After a number of performance tests to get Table 4, from Table 4 can be seen in the algorithm in the process of detecting and identifying traffic signs, for the detection of traffic signs, there are a certain number of leakage cases, but the leakage rate is kept at a low level of 8.28%, analyzing the reason is mainly due to the candidate frame extraction algorithm is affected by certain complex environments, such as extreme illumination, before and after the scene similarity, and then the training of the model is not For the recognition of traffic signs, the average recognition rate of 97.8% shows better recognition performance, thus reflecting the great advantage of CNN network in solving the classification problem.
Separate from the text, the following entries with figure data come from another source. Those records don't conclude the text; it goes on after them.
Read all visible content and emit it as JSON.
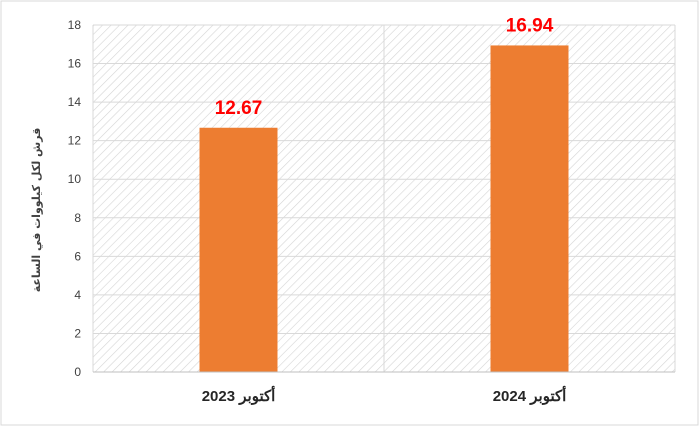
{
  "chart_data": {
    "type": "bar",
    "title": "",
    "xlabel": "",
    "ylabel": "قرش لكل كيلووات في الساعة",
    "categories": [
      "أكتوبر 2023",
      "أكتوبر 2024"
    ],
    "values": [
      12.67,
      16.94
    ],
    "data_labels": [
      "12.67",
      "16.94"
    ],
    "y_ticks": [
      "0",
      "2",
      "4",
      "6",
      "8",
      "10",
      "12",
      "14",
      "16",
      "18"
    ],
    "ylim": [
      0,
      18
    ],
    "grid": true,
    "legend": "none",
    "colors": {
      "bar": "#ED7D31",
      "data_label": "#FF0000",
      "grid": "#D9D9D9",
      "hatch": "#D4D4D4",
      "axis": "#BFBFBF"
    }
  }
}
For traffic sign image single detection time consuming, although the single time consuming given by the performance test has not reached the industrial level of real-time, it is enough to confirm in order to evaluate the feasibility of the application of Zynq combined with optimized CNN in real-time recognition of traffic sign detection.

CNN performance test results

t number 1 2 3 4 5
Sample size 100 100 100 100 100
True number 130 159 142 129 155
Number of omissions 6 17 9 10 19
Missing rate 4.6% 10.7% 6.3% 7.6% 12.2%
Average missed detection rate 8.28%
Identification number 128 154 138 128 151
Recognition rate 98.4% 96.8% 97.2% 99.2% 97.4%
Average recognition rate 97.8%
Sheet time 1.23s 1.46s 0.92s 1.12s 1.24s
Average time spent per sheet 1.19s

Comprehensively, the above test results and analysis show that Zynq combined with optimized CNN has a better detection and recognition ability, which basically meets the demand index of the initial application. Through subsequent research and improvement, its detection and recognition level can be further improved so as to meet the real real-time image processing requirements.

Conclusion

This paper studies the optimization and application of CNN based on embedded systems. The Im2col-Gemm algorithm based on the Darknet framework is optimized to improve the computing speed of CNN and reduce computing power consumption. Deploying the optimized CNN on different embedded systems, it is found that Zynq achieves 658.12 and 23.18 times speedup compared to Cortex-A9 single core and Intel CPU, respectively. The Zynq combined with optimized CNN is applied to character recognition detection and traffic sign detection, and by analyzing the data, it is known that the optimized character recognition FPS can reach 220, and it only takes about 4.5ms to recognize a picture, and the traffic sign recognition rate is as high as 97.8% while the leakage rate is as low as 8.28%.

Combined with the research in this paper, it can be seen that the optimized CNN algorithm based on the embedded system can effectively improve the speed of convolutional operation, reduce the power consumption of convolutional operation, improve the real-time image recognition rate, while reducing the real-time image leakage rate, which has a broader application prospect in the field of AI.